We’ve heard all the criticisms of why none of them is qualified. But each has a vision for this country, to make it better. Whether you agree with one or more of those visions is to be decided in the voting booth.
Amid all the sound bites, negativity and one-liners, what are the visions of the 15 candidates?
Glad you asked.
I spent a little time on each candidate’s campaign web site to find where he or she stands on issues important to him or her. Some have exhaustive explanations on numerous issues; some discuss only a few issues. Others offer short discourses on a few issues and lengthy tomes on issues he or she is passionate about.
Let’s spend the next two weeks or so giving each candidate his or her due. I will highlight the issues in each candidate’s own words. As the editor of this blog, I’ll condense for clarity. I’ll also provide a short bio. To get further details, I’ll provide the campaign web site for each of them.
Most of the candidates have harsh words for their opponents. For this exercise, I’m keeping that to a minimum. Tell me what your plan is. We’ve heard enough rhetoric and criticism. Tell me what you’re going to do about it.
I’ll use an old newspaper technique to remain objective when profiling multiple people: I’ll highlight them in alphabetical order. I’ll spend more time on the GOP side simply because there are far more GOP candidates than there are Democrats.
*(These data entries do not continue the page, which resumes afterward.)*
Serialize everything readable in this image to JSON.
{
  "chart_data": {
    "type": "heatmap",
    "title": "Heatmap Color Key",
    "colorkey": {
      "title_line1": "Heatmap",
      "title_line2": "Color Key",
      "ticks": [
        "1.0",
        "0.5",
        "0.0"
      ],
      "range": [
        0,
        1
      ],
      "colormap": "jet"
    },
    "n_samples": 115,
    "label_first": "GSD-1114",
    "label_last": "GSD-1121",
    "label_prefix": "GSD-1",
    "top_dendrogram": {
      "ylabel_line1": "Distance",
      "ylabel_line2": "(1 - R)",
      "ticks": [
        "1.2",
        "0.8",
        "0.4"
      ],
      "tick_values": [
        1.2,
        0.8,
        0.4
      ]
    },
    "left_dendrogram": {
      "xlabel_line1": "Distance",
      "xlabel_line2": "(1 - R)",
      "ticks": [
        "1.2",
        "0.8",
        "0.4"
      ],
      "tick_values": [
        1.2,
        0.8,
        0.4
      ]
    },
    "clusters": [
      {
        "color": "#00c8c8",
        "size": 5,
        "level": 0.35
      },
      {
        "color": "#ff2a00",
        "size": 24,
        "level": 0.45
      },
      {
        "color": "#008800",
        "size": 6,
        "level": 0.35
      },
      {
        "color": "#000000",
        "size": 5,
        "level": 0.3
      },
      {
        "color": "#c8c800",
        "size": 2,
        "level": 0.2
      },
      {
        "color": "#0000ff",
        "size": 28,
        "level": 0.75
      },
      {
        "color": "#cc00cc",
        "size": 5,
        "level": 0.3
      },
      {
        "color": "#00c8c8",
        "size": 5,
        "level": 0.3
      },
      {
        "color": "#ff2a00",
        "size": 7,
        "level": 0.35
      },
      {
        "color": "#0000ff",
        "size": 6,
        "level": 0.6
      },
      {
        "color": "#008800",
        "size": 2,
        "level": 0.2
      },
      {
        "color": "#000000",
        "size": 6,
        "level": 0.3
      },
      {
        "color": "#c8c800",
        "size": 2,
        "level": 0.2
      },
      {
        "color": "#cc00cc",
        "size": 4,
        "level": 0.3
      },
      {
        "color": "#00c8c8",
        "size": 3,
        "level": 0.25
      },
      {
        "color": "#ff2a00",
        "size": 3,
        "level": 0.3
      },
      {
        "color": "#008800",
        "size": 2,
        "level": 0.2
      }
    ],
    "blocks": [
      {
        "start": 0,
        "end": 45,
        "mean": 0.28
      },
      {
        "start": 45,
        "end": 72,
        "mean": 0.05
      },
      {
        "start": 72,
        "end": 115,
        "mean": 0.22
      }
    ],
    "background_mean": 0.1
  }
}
So, where does each candidate stand on the issues of our day? Let’s find out. Each candidate gets his or her day:
Jeb Bush (R) – Wednesday, Jan. 13
Ben Carson (R) – Thursday, Jan. 14
Chris Christie (R) – Friday, Jan. 15
Hillary Clinton (D) – Saturday, Jan. 16
Ted Cruz (R) – Monday, Jan. 18
Carly Fiorina (R) – Tuesday, Jan. 19
Jim Gilmore (R) – Wednesday, Jan. 20
Mike Huckabee (R) – Thursday, Jan. 21
John Kasich (R) – Friday, Jan. 22
Martin O’Malley (D) – Saturday, Jan. 23
Rand Paul (R) – Monday, Jan. 25
Marco Rubio (R) – Tuesday, Jan. 26
Bernie Sanders (D) – Wednesday, Jan. 27
Rick Santorum (R) – Thursday, Jan. 28
Donald Trump (R) – Friday, Jan. 29
The first presidential caucus is Monday, Feb. 1, in Iowa, for both parties. The caucus and primary season rolls on from there through the District of Columbia Democratic primary on Tuesday, June 14.
I have no idea who I will vote for when the time comes. I lean toward certain candidates; others make me cringe; still others I don’t know much about.
That’s the point of this project. Who, in general, supports the positions you or I support?
Don’t expect any candidate to line up perfectly with all your views. Which issues are non-negotiable for you? Hopefully you don’t have too many of those, or you may have trouble voting for anyone.
Let’s choose our Democratic and Republican candidates wisely, with a clear mind and calm heart. After all, that’s how we want our leaders to lead.